Test your understanding. Click each question to reveal the answer.

1. A population has \(\mu = 500\) and \(\sigma = 80\). If you take a sample of \(n = 64\), what is the standard error \(\sigma_{\bar{X}}\)?

2. A poll finds that \(p = 0.45\) of voters support a measure. If \(n = 200\), what is \(\sigma_{\hat{p}}\)?

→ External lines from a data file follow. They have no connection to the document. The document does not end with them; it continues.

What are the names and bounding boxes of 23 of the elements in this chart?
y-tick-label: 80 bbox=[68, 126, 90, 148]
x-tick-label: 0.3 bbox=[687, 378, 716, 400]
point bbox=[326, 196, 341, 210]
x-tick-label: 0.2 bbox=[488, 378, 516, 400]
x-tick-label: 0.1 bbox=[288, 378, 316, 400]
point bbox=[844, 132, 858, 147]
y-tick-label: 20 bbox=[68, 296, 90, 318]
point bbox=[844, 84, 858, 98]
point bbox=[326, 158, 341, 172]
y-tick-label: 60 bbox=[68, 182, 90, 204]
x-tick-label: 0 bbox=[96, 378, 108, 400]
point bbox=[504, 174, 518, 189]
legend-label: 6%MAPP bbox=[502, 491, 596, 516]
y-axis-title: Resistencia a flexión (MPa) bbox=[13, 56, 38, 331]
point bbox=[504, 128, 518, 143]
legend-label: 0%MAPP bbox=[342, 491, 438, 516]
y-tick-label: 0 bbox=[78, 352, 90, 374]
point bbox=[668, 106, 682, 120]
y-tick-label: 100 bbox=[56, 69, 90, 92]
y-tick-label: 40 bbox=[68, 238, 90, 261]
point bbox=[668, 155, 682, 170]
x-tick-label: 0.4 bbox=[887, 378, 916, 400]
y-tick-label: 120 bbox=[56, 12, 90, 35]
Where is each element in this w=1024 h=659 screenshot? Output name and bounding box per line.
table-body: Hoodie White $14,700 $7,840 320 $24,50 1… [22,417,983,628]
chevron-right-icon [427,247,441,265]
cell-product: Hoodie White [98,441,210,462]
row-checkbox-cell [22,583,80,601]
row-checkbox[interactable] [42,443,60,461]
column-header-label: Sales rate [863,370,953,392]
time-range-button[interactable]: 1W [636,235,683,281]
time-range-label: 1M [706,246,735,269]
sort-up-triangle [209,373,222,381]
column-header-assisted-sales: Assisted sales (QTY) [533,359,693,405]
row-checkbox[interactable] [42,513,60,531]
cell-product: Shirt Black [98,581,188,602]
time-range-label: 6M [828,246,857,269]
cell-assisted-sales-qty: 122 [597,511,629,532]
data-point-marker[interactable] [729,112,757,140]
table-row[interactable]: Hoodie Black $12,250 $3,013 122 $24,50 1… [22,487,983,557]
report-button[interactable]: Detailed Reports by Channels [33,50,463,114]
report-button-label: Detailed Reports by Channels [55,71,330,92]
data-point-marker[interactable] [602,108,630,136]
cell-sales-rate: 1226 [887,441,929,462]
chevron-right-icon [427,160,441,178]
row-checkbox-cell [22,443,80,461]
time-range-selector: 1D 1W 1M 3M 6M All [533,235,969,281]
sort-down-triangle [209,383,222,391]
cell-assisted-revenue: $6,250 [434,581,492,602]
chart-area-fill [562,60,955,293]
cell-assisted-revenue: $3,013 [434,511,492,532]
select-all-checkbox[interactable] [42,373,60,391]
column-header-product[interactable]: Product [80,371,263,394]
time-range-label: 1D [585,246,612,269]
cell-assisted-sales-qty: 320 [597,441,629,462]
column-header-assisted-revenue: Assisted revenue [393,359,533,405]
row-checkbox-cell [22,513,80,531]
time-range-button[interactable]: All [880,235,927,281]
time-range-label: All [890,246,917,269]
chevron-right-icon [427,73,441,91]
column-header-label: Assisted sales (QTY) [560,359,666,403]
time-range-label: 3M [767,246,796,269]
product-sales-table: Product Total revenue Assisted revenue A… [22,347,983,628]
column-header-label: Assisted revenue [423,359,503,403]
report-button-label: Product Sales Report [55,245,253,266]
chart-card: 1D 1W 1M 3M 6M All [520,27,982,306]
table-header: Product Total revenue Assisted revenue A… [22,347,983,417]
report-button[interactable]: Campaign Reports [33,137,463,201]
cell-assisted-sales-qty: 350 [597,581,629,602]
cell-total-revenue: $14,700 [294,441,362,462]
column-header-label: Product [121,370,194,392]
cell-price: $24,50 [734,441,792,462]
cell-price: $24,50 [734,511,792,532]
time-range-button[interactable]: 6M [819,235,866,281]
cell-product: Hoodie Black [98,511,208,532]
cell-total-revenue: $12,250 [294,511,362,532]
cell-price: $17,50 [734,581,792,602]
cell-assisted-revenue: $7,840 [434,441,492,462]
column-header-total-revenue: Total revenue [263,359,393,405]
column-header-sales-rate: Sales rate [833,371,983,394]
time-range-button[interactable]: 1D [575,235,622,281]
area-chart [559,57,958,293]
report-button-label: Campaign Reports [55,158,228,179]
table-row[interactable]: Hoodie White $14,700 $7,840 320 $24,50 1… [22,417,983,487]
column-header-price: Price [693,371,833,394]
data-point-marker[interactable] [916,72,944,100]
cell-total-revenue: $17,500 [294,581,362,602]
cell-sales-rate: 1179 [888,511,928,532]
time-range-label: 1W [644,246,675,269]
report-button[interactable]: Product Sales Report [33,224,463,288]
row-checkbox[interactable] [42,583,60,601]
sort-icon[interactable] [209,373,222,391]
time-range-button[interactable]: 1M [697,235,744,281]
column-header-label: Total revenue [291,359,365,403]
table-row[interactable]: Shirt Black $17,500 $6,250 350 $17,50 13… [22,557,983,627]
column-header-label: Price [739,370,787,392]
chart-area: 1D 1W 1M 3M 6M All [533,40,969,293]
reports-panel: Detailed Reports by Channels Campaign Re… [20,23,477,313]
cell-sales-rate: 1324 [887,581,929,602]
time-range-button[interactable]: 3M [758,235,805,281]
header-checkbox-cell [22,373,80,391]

3. Can you use the Normal approximation for \(\hat{p}\) if \(p = 0.02\) and \(n = 100\)?

4. Household income has \(\mu = \$50{,}000\) and \(\sigma = \$12{,}000\). For a sample of \(n = 36\), find \(P(\bar{X} > 53{,}000)\).

5. In a city, 60% of residents recycle. A sample of \(n = 150\) is taken. Find \(P(\hat{p} < 0.55)\).

6. Which is larger: the standard error when \(n = 25\) or when \(n = 100\)? Why?